Résumé de la Décision
M. D... a saisi le Conseil d'État d'une requête enregistrée le 25 juin 2019, demandant un sursis à l'exécution d'un arrêt de la cour administrative d'appel de Marseille du 23 avril 2019, qui annulait un jugement antérieur du tribunal administratif de Bastia. Cet arrêt contesté était fondamental pour la situation professionnelle de M. D..., car il annulait une décision qui avait ordonné sa réintégration dans ses fonctions au sein de la collectivité de Corse. Le Conseil d'État a accordé le sursis à l'exécution de l'arrêt de la cour administrative d'appel, reconnaissant les conséquences pénibles que l'exécution de cet arrêt pourrait avoir pour M. D... et la solidité de ses arguments en cassation.
Arguments Pertinents
1. Conséquences difficilement réparables : M. D... a soutenu que l'exécution de l'arrêt de la cour administrative d'appel entraînerait la perte de son emploi, ce qui n'est pas contesté par la défense. Le Conseil d'État est donc d'avis que cette situation remplit l'une des conditions requises pour le sursis à exécution (article R. 821-5 du code de justice administrative).

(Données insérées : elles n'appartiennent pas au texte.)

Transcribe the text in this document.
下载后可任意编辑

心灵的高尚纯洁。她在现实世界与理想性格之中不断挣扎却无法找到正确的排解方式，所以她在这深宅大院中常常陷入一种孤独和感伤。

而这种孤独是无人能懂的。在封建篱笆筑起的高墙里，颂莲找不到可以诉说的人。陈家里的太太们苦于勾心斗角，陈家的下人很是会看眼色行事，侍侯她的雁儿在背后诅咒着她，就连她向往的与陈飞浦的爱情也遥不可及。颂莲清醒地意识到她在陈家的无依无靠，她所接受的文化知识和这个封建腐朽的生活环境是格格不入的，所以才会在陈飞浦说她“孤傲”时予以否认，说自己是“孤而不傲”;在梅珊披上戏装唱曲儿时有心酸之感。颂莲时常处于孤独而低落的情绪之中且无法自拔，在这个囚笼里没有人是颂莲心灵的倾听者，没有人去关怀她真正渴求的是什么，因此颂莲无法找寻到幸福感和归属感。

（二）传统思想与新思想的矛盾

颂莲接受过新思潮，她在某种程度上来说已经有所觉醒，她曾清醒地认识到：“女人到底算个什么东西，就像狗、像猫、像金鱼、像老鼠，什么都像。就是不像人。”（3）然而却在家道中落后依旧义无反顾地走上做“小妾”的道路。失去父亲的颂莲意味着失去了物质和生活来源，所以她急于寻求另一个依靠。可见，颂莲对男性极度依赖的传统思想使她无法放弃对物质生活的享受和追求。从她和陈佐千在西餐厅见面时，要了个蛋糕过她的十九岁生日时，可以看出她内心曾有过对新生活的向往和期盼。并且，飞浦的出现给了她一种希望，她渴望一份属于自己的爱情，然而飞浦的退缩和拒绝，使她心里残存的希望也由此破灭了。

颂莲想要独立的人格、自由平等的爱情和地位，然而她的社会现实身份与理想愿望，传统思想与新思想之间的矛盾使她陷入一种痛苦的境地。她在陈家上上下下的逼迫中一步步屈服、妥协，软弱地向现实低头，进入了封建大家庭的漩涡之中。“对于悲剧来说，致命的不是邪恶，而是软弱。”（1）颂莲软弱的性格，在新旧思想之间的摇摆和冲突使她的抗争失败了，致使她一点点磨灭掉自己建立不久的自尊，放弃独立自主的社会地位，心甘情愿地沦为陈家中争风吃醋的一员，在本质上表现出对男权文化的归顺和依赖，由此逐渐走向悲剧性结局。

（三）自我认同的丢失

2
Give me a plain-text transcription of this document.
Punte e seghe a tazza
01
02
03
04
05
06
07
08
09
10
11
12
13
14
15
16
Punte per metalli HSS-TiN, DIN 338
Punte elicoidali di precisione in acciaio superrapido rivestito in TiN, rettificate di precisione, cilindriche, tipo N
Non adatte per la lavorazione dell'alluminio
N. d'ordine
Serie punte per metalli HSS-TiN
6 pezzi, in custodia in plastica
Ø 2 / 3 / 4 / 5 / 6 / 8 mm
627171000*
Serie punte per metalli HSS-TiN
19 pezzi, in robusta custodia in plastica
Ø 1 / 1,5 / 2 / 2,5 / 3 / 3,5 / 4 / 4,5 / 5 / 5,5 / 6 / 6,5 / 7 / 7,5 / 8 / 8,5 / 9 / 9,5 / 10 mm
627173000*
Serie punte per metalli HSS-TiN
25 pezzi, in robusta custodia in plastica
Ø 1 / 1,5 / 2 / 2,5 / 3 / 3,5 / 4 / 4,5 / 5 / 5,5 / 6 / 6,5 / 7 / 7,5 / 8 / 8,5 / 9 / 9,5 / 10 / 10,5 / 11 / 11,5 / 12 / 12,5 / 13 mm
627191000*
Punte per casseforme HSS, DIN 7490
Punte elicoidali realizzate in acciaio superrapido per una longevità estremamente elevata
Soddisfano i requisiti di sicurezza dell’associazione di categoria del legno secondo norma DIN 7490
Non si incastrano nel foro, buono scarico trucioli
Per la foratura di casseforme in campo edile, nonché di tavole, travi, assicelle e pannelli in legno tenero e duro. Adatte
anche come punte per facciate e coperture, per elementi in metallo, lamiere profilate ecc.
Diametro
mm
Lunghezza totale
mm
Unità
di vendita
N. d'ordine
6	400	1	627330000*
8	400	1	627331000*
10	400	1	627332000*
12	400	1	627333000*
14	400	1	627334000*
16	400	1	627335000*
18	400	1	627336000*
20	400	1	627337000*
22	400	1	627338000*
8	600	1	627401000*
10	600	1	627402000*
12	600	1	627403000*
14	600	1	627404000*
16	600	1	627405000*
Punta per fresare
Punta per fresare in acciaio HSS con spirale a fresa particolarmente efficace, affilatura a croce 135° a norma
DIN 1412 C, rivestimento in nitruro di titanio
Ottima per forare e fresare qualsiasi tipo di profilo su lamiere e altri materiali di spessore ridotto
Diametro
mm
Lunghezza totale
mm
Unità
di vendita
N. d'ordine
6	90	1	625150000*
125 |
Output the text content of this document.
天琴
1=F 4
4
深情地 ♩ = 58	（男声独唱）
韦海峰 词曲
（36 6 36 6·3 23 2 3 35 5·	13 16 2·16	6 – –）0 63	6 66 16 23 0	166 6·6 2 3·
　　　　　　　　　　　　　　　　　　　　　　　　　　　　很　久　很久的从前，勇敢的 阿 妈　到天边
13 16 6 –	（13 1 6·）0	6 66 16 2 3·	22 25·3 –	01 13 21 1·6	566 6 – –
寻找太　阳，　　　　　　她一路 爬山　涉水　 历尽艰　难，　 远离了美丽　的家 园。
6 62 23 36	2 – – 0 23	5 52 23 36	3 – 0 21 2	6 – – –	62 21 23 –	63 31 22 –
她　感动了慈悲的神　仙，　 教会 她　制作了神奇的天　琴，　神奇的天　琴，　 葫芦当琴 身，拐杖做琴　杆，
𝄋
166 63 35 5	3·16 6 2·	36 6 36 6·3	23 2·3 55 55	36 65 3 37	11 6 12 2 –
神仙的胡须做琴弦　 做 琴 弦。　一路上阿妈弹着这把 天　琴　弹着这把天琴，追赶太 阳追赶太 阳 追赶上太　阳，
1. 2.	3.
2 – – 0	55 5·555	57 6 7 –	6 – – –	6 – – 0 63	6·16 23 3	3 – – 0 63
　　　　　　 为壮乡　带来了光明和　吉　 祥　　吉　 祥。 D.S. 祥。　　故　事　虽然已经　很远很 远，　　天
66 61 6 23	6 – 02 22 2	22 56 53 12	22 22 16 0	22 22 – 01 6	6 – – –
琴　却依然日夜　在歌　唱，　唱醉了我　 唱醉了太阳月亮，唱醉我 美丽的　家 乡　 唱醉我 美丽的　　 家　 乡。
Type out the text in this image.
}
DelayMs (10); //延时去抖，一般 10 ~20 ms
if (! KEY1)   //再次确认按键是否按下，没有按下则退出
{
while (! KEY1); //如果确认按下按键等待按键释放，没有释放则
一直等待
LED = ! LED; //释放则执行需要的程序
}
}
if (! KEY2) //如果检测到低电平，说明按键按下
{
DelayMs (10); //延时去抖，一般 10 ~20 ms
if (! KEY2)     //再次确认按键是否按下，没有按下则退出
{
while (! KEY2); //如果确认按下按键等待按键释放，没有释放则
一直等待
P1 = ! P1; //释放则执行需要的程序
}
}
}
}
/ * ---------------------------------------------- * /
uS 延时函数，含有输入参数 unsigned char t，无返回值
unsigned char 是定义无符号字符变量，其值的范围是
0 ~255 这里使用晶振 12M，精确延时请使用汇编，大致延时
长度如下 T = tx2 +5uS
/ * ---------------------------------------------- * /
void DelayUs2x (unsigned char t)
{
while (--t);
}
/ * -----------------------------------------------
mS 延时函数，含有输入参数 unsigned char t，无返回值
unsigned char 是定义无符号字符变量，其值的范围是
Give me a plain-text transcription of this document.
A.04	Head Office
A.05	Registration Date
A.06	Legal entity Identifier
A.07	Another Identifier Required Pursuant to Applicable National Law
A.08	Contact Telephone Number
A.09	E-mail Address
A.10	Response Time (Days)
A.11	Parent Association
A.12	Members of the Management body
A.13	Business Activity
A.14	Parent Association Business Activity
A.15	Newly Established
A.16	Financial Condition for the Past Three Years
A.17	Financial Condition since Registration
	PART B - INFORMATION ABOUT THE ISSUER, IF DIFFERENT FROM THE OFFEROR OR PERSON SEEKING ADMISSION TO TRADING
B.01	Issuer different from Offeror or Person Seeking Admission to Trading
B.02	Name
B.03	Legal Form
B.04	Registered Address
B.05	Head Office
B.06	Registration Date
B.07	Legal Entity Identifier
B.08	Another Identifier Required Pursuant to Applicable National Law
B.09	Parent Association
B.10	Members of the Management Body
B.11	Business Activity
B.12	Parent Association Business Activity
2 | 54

2. Sérieux des moyens invoqués : M. D... a également présenté des moyens soutenant que la cour administrative d'appel avait commis des erreurs dans la qualification des faits, notamment en jugeant que le retrait de son arrêté de nomination ne constituait pas un licenciement, et en affirmant que cette décision n'exigeait pas de proposition de reclassement ni de préavis. Le Conseil d'État a reconnu que ces arguments étaient sérieux et pouvaient justifier non seulement l'annulation de l'arrêt attaqué, mais aussi son infirmation.
Interprétations et Citations Légales
Le Conseil d'État s'appuie sur plusieurs textes de loi pour justifier ses décisions :
- Code de justice administrative - Article R. 821-5 : Cet article stipule que "la formation de jugement peut, à la demande de l'auteur du pourvoi, ordonner qu'il soit sursis à l'exécution d'une décision juridictionnelle rendue en dernier ressort si cette décision risque d'entraîner des conséquences difficilement réparables".
- Le Conseil d'État note que, selon cet article, les deux conditions à remplir pour ordonner un sursis à exécution sont :
La présence de conséquences difficilement réparables.
La qualité des moyens de droit invoqués par le requérant.
En examinant le cas de M. D..., le Conseil d'État estime que ses risques de perte d'emploi, qui n'ont pas été contestés, appuient la première condition. De plus, les moyens soulevés par M. D... concernant la qualification juridique des décisions antérieures sont jugés sérieux et dignes d'examen.
Ainsi, le Conseil d'État a ordonné le sursis à l'exécution de l'arrêt contesté, en affirmant que les conséquences pour M. D... et la solidité des arguments présentés justifient cette décision.